Au jeu de l’oie, les joueurs lancent le dé et franchissent toutes les cases d’un chemin qui serpente sur le tableau. Parfois on avance, parfois on recule ou on est projeté vers l’avant. Le premier arrivé remporte la partie. Sensé représenter la vie, la destinée, ce jeu ne nous explique pas ce que l’on perd à vouloir arriver avant tous les autres. Les poèmes de Muriel Carminati ne doivent rien au hasard mais révèlent ce qu’il y a de délicieux à ne pas suivre les règles du jeu mais à en imaginer des nouvelles, plus humaines, plus astucieuses et audacieuses.
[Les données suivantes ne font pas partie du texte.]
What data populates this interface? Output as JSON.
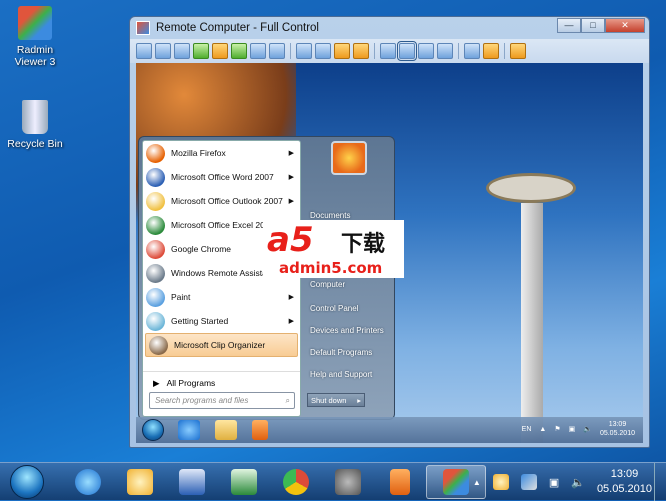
{
  "desktop": {
    "icons": [
      {
        "label": "Radmin Viewer 3",
        "icon": "radmin-icon"
      },
      {
        "label": "Recycle Bin",
        "icon": "recycle-bin-icon"
      }
    ]
  },
  "window": {
    "title": "Remote Computer - Full Control",
    "buttons": {
      "minimize": "—",
      "maximize": "□",
      "close": "✕"
    }
  },
  "toolbar": {
    "icons": [
      "full-control",
      "view-only",
      "telnet",
      "file-transfer",
      "shutdown",
      "chat",
      "voice-chat",
      "text-message",
      "send-text",
      "connections",
      "clipboard-get",
      "clipboard-send",
      "normal-mode",
      "stretch-mode",
      "full-screen",
      "full-screen-stretch",
      "screenshot",
      "settings",
      "close"
    ]
  },
  "start_menu": {
    "programs": [
      {
        "label": "Mozilla Firefox",
        "submenu": true,
        "color": "#e66000"
      },
      {
        "label": "Microsoft Office Word 2007",
        "submenu": true,
        "color": "#2b5fb4"
      },
      {
        "label": "Microsoft Office Outlook 2007",
        "submenu": true,
        "color": "#f0c040"
      },
      {
        "label": "Microsoft Office Excel 2007",
        "submenu": false,
        "color": "#2a8a3a"
      },
      {
        "label": "Google Chrome",
        "submenu": false,
        "color": "#dd4b39"
      },
      {
        "label": "Windows Remote Assistance",
        "submenu": false,
        "color": "#6a7a8a"
      },
      {
        "label": "Paint",
        "submenu": true,
        "color": "#5aa0e0"
      },
      {
        "label": "Getting Started",
        "submenu": true,
        "color": "#6cb6d8"
      },
      {
        "label": "Microsoft Clip Organizer",
        "submenu": false,
        "color": "#8a6a4a"
      }
    ],
    "all_programs": "All Programs",
    "search_placeholder": "Search programs and files",
    "right_items": [
      "Documents",
      "Computer",
      "Control Panel",
      "Devices and Printers",
      "Default Programs",
      "Help and Support"
    ],
    "shutdown": "Shut down"
  },
  "remote_taskbar": {
    "language": "EN",
    "time": "13:09",
    "date": "05.05.2010"
  },
  "taskbar": {
    "time": "13:09",
    "date": "05.05.2010"
  },
  "watermark": {
    "logo": "a5",
    "chinese": "下载",
    "domain": "admin5.com"
  }
}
Se perdre au milieu de nulle part, se retrouver en marchant sans peur de s’ apercevoir que la voie sans issue propose aussi une manière de s’inventer et de s’inviter au coeur des choses.
« je m’égare dans les sentiers sans issue qui s’amusent à disparaître soudain parmi des brassées de fleurs. » P98
« rebroussant chemin je surprends deux dragons ruisselants encore ceinturés de nénuphars émergeant des tréfonds pattes écartées pour empêcher une fontaine de toute tentation de babillage » P99
« On s’attarde dans les ruines d’une abbaye en plein corps-à-corps avec un figuier étrangleur et l’on médite sur ce qui mit fin à l’Âge d’or et nous précipita dans le Temps ce grand démolisseur. » P110
Le regard de la poète est plein de tendresse, d’humour, de dérision. Il y a dans cette écriture une sorte de légèreté. Rien ne pèse et il ne nous coûte rien de se laisser emporter sur les traces de Sintra. Les promeneurs solitaires comprendrons facilement qu’il est des lieux qui poussent à la rêverie plus que d’autres. Découvrons-les au fond de nous, creusons, creusons…de nombreuse photographies prises par l’auteur étayent sa démarche poétique.